Greg Devries, president of Truly Green greenhouses that plans to use the waste heat from an ethanol plant to heat 60 acre of greenhouse.

Greg Devries, president of Truly Green Farm’s greenhouses that plans to use the waste heat from an ethanol plant to heat 60 acre of greenhouse.

The greenhouse is huge, 22.5 acres with plans to expand to 90 acres and it’s chock full of green tomatoes on the vine that will ripen up shortly. Truly Green is slated to produce 5.85 million kilograms of tomatoes this year in this new building which has only been growing tomatoes since July of 2013.

Their location across the street from Greenfield is no accident. The plan is to take nearly all of the waste heat and leftover CO2 from the ethanol plant and use it to grow tomatoes. There are pipes underground that will bring hot water over to a heat exchanger and send cold water back on a loop. They expect to turn this system on in the next 12 months.

While Truly Green Farms is currently running two 1.25 megawatt natural gas boilers when they turn on the waste heat project it will cut their heating costs by 50 per cent. And when heating is 40 per cent of your total expenses that really helps the bottom line.

“It’s really a feel good story on a whole lot of different fronts,” says Devries as he explains just how tangled this amazing spider’s web of industrial integration is. Devries family farm operation is called Cedarline Farms and they produce corn, soybeans and wheat and they have a small beef feedlot operation.

The family farm sells corn to Greenfield Specialty Alcohols and buys distillers grain back to feed their cattle. Now they will take the heat and CO2 produced from making ethanol out of their corn to heat the Truly Green Farms greenhouse and to improve their tomato yield.

“Anytime I am going down the road and I see a stack coming out of a processing plant and I see steam coming out of it I say there is probably an opportunity somebody should be looking at,” says Devries.

Looking at smokestacks as opportunities instead of eyesores is how an industrial society thrives in the future and it’s also how you grow a greener, more energy efficient tomato.

71. Truly Green - Industrial Symbiosis

Sidebar: Waste CO2 finds a use as well

Tomatoes love CO2, it’s like airborne plant food. Truly Green currently harvests CO2 off its natural gas boilers. However, in the summertime when there is little need for additional heat they don’t have access to CO2 – the pipe from Greenfield solves that. The CO2 is leftover from Praxair and would otherwise just be vented to the atmosphere.

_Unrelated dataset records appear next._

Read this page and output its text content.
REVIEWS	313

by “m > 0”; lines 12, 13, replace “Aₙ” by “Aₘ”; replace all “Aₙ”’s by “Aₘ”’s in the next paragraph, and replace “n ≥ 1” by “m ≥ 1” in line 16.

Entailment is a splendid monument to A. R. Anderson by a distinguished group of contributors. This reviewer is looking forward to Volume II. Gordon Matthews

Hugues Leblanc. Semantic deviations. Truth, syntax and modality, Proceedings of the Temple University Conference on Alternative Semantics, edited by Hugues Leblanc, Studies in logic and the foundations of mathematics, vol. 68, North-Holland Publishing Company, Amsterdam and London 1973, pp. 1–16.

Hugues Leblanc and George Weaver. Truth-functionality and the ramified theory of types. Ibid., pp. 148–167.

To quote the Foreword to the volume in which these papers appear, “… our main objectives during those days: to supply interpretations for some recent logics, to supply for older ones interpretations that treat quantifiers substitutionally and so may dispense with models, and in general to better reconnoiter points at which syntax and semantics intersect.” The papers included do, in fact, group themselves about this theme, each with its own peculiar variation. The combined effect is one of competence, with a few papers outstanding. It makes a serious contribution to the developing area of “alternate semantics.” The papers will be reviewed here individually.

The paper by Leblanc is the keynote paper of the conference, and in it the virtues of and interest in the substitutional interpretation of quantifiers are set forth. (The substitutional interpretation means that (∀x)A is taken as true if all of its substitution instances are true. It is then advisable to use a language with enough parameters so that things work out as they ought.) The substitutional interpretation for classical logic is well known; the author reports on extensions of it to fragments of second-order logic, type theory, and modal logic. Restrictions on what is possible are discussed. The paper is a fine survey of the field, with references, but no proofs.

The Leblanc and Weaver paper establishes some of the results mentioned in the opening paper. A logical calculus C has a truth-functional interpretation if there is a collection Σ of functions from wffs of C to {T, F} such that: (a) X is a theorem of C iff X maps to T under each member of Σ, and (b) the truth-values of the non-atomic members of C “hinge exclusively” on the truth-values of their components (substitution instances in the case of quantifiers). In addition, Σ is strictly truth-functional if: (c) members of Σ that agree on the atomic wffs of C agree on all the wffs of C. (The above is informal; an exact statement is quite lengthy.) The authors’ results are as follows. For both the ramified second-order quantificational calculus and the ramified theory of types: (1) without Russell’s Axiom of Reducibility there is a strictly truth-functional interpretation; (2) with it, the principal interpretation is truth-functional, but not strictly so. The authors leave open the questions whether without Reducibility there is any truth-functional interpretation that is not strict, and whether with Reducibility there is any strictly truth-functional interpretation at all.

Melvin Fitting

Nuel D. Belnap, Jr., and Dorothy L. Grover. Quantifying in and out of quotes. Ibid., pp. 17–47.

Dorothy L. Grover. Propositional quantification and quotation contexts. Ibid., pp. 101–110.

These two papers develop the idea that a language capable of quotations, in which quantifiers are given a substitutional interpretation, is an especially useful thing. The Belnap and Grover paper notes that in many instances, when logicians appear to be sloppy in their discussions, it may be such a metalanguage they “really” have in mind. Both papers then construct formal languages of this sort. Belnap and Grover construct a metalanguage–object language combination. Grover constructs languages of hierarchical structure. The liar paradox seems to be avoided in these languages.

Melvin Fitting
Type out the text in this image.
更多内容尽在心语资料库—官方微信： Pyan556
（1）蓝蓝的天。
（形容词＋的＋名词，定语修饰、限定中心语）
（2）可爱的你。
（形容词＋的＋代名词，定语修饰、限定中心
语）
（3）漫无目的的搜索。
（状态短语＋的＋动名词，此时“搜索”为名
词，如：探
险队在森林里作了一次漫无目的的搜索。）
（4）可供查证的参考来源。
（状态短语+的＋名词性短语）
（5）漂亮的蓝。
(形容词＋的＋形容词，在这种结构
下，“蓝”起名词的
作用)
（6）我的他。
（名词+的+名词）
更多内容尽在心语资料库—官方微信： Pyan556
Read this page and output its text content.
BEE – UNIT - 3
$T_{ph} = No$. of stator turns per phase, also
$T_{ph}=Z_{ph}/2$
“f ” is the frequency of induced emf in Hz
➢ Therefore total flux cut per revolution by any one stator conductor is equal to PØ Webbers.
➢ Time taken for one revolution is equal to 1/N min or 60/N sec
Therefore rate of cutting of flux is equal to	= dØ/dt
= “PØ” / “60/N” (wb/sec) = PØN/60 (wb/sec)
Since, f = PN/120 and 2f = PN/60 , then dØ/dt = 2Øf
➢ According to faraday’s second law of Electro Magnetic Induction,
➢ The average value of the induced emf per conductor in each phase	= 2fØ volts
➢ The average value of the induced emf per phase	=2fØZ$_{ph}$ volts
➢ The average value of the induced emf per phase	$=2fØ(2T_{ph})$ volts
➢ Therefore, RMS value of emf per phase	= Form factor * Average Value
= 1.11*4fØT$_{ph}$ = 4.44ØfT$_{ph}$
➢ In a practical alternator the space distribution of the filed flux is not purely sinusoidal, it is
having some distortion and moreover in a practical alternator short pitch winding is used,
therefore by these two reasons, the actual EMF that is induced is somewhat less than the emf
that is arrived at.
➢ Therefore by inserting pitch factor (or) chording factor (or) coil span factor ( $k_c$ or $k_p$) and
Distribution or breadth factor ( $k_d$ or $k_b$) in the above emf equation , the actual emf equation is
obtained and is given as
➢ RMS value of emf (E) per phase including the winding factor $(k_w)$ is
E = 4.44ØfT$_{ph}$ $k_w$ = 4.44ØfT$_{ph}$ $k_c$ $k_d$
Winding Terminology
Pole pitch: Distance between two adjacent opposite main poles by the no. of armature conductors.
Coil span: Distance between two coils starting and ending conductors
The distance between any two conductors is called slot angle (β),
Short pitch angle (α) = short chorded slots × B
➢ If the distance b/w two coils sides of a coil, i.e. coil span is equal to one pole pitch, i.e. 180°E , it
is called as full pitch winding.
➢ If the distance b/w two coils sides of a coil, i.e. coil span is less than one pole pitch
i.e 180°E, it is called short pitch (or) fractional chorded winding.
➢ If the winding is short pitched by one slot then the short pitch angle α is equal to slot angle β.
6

“We are going to be able to get a stream of CO2 whenever we want it, all the way through the summer time. We will be able to increase the levels of CO2 to the greenhouse at levels that have never been achieved before and then hopefully get a three to five per cent increase in yield,” says Devries.

Using the waste heat and the waste CO2 Devries sees a marketing opportunity for a “green” tomato. He’s betting that consumers will pay a premium for a more energy efficient, local tomato.